COP27, in 2022, was hosted for the first time by a nation of the global South (Egypt). It enlarged the ‘net zero’ focus with a historic shift that recognised the ‘loss and damage’ caused to vulnerable nations that played only a tiny part in carbon emissions. For the first time, a loss and damage policy was agreed which acknowledges that the people and countries least responsible for climate change are being affected first and most severely. The agreement was reached not long after devastating floods that affected one third of Pakistan, a vast area. Yet Pakistan, historically, is responsible for less than 1% of global greenhouse gas emissions. Millions lost homes, livestock, livelihoods and their futures. The effects will last for decades and the costs of repair are way beyond the financial means of Pakistan.
This example, and an equivalent one which is the long-term drought in the horn of Africa, galvanised the wealthy nations at COP27, but it would not have happened unless the vulnerable countries themselves had organised and formed a powerful interest group to press their case.
Activity 6 Climate justice
Here is Ayisha Siddiqa, a young Pakistani woman, at COP27, talking about the reason for her climate work, the fossil fuel industry’s malign influence on the COPs and how support for the most vulnerable communities is a way of protecting the planet.
Symone D. Sanders talks climate justice with Ayisha Siddiqa
- What was the most important thing you learned from this video?

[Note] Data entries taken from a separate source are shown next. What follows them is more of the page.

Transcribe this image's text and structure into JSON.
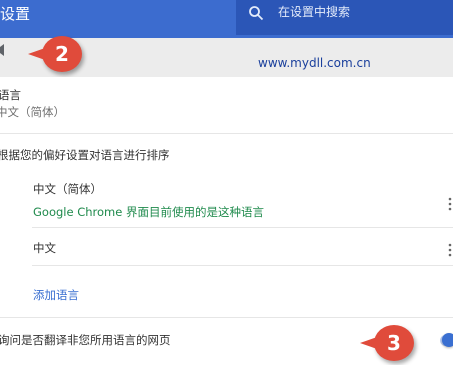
{
  "header": {
    "title": "设置",
    "search_placeholder": "在设置中搜索",
    "search_icon": "search-icon"
  },
  "annotations": {
    "marker_2": "2",
    "marker_3": "3"
  },
  "watermark": "www.mydll.com.cn",
  "languages": {
    "label": "语言",
    "current_value": "中文（简体）",
    "sort_hint": "根据您的偏好设置对语言进行排序",
    "items": [
      {
        "name": "中文（简体）",
        "subtitle": "Google Chrome 界面目前使用的是这种语言"
      },
      {
        "name": "中文"
      }
    ],
    "add_language": "添加语言",
    "translate_prompt": "询问是否翻译非您所用语言的网页",
    "translate_enabled": true
  },
  "colors": {
    "header": "#3c6ccf",
    "search_bg": "#2b56b7",
    "accent": "#3a6fd1",
    "status_green": "#1f8a4c",
    "marker": "#e04b3b"
  }
}
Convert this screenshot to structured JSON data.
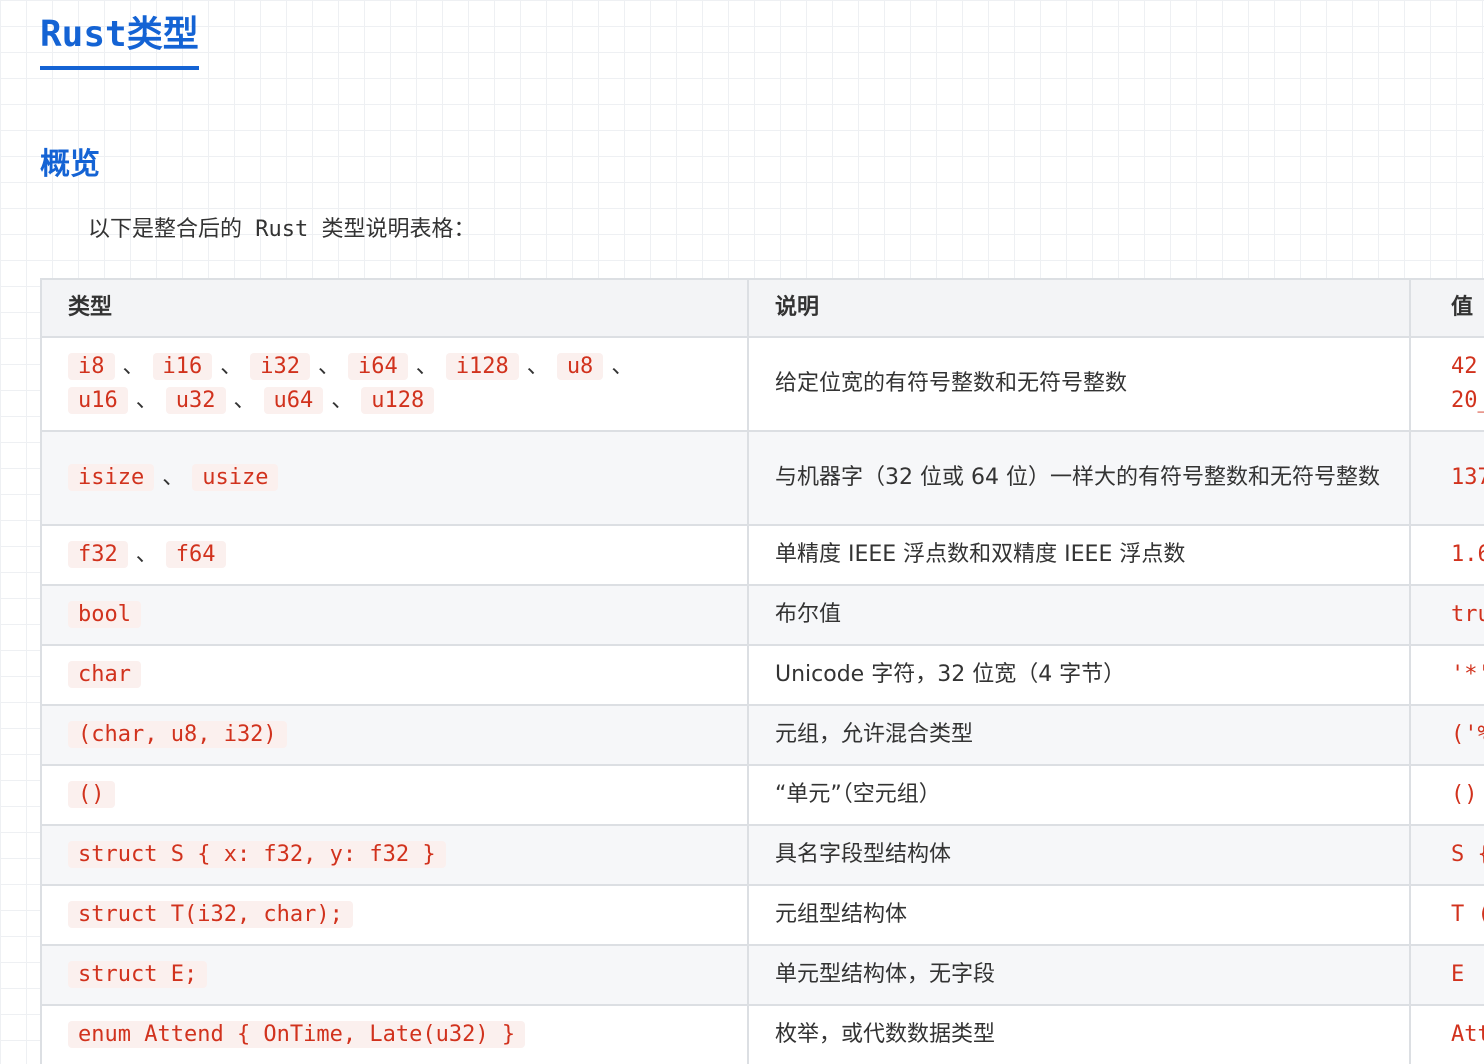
{
  "doc": {
    "title": "Rust类型",
    "section_title": "概览",
    "intro": "以下是整合后的 Rust 类型说明表格："
  },
  "table": {
    "headers": [
      "类型",
      "说明",
      "值"
    ],
    "rows": [
      {
        "types": [
          "i8",
          "i16",
          "i32",
          "i64",
          "i128",
          "u8",
          "u16",
          "u32",
          "u64",
          "u128"
        ],
        "description": "给定位宽的有符号整数和无符号整数",
        "value_lines": [
          "42",
          "20_"
        ]
      },
      {
        "types": [
          "isize",
          "usize"
        ],
        "description": "与机器字（32 位或 64 位）一样大的有符号整数和无符号整数",
        "value_lines": [
          "137"
        ]
      },
      {
        "types": [
          "f32",
          "f64"
        ],
        "description": "单精度 IEEE 浮点数和双精度 IEEE 浮点数",
        "value_lines": [
          "1.6"
        ]
      },
      {
        "types": [
          "bool"
        ],
        "description": "布尔值",
        "value_lines": [
          "tru"
        ]
      },
      {
        "types": [
          "char"
        ],
        "description": "Unicode 字符，32 位宽（4 字节）",
        "value_lines": [
          "'*'"
        ]
      },
      {
        "types": [
          "(char, u8, i32)"
        ],
        "description": "元组，允许混合类型",
        "value_lines": [
          "('%"
        ]
      },
      {
        "types": [
          "()"
        ],
        "description": "“单元”（空元组）",
        "value_lines": [
          "()"
        ]
      },
      {
        "types": [
          "struct S { x: f32, y: f32 }"
        ],
        "description": "具名字段型结构体",
        "value_lines": [
          "S {"
        ]
      },
      {
        "types": [
          "struct T(i32, char);"
        ],
        "description": "元组型结构体",
        "value_lines": [
          "T ("
        ]
      },
      {
        "types": [
          "struct E;"
        ],
        "description": "单元型结构体，无字段",
        "value_lines": [
          "E"
        ]
      },
      {
        "types": [
          "enum Attend { OnTime, Late(u32) }"
        ],
        "description": "枚举，或代数数据类型",
        "value_lines": [
          "Att"
        ]
      }
    ]
  },
  "colors": {
    "heading_blue": "#1463d4",
    "code_red": "#d1321d",
    "code_bg": "#fbf0ee",
    "table_border": "#dcdfe3"
  }
}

- What do you think is relevant for Climate Psychology here? Consider her motivation for involvement (family history); her consequent identification with vulnerable communities; the root of the principle of climate justice in her experience of colonial injustice.
Discussion
In this video, Ayisha Siddiqa explains her personal reason for becoming a climate activist:
I became involved in climate work, not because I wanted to protect the environment, which I think is an absolutely necessary cause. I became involved because the fossil fuel industries have initiated wars in the country that I come from and killed, looted and completely destroyed environments for the reason of gaining control over vital resources like oil.

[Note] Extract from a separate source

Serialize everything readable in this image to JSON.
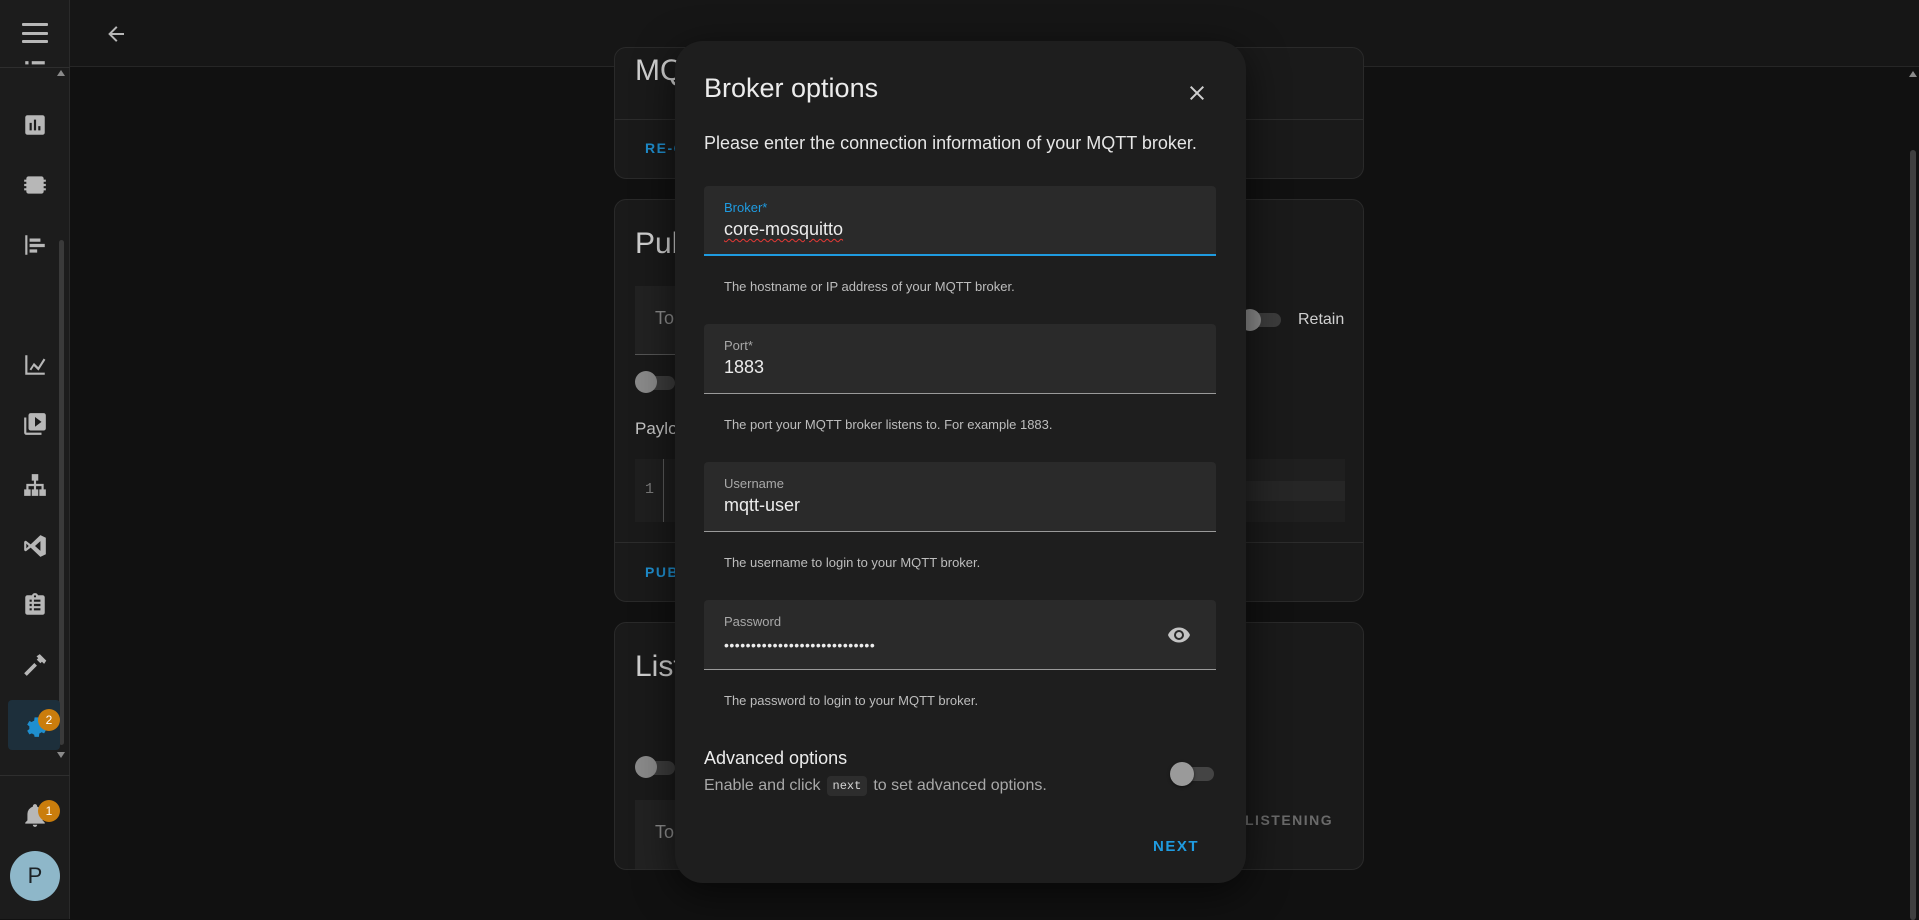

It followed that her climate activism centred on fossil fuel polluters, founding an organisation called ‘Polluters Out’, which, among other things, lobbies for a conflict-of-interest policy for the COPs. Listen to her explaining this in the following video:

Transcript
Pakistan was part of India when India was still a British colony (until 1947). The wealth of that vast and abundant country, appropriated by Britain, had fuelled the industrial revolution in the UK and made fortunes for the white colonisers (for example, find out about the history of the East India Company online). A similar story can be told throughout Asia and Africa and across the global south. These centuries-long colonial relations form the history of Pakistani people’s suffering with the exploitation of their natural resources, war and industrial pollution. Now they are the basis for their claims for reparations both more generally and in the form of loss and damage for climate-caused destruction.
Activity 7 The Earth has a memory?
Here is Ayisha Siddiqa again harnessing her anger about this history to deliver a powerful poetic message to COP27 about climate justice and the desecration of nature.

Transcript
In this video, Ayisha Siddiqa offers us a different idea of nature and the Earth from the Modern, separated one. She says ‘… the Earth has a memory and all of her beloveds that she keeps tucked in her landscapes have birthed guardians, they are sitting among me’.

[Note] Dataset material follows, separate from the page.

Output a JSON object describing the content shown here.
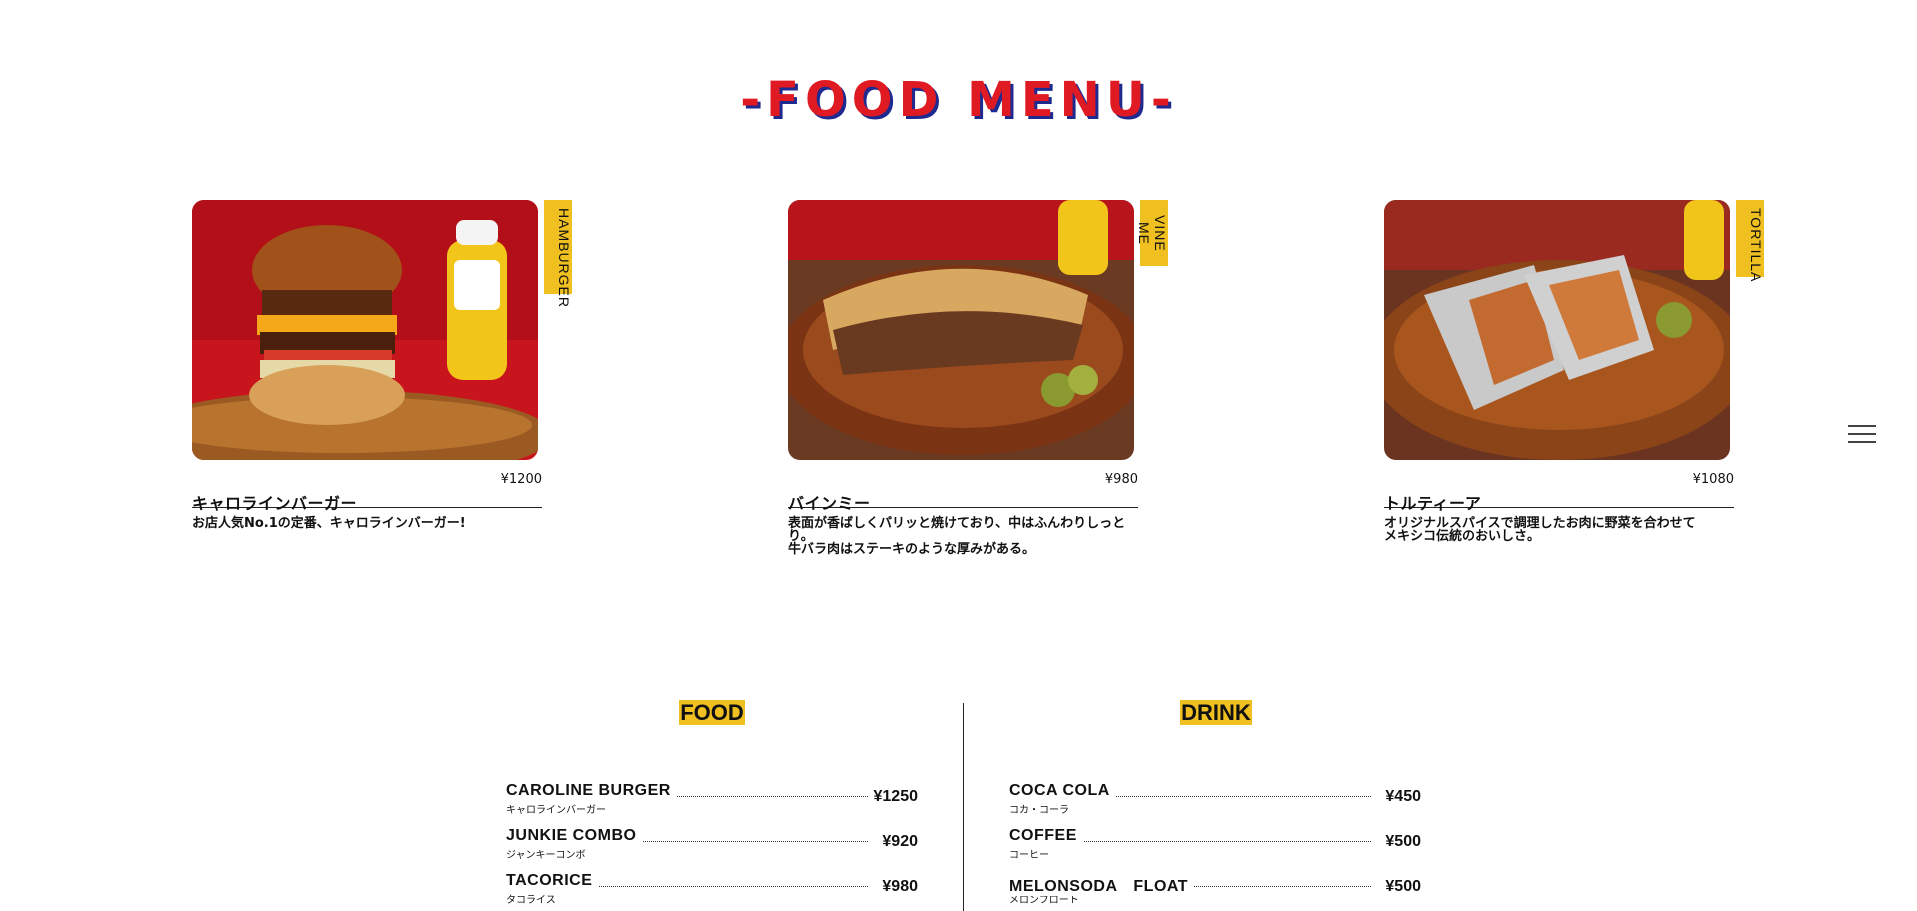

Reflect on the following questions:
- What would a Climate Psychology look like that could live in concert with the idea that the Earth has a memory?
- What relation to this Earth is she feeling when she says that the guardians ‘are sitting among me’? (Think back to the section on ecopsychology.)
- What is the core of the critical time in history that she wants the audience to tell the rest of the world?
- Did you feel that Ayisha Siddiqa was addressing you and if so, as what? And how did it make you feel?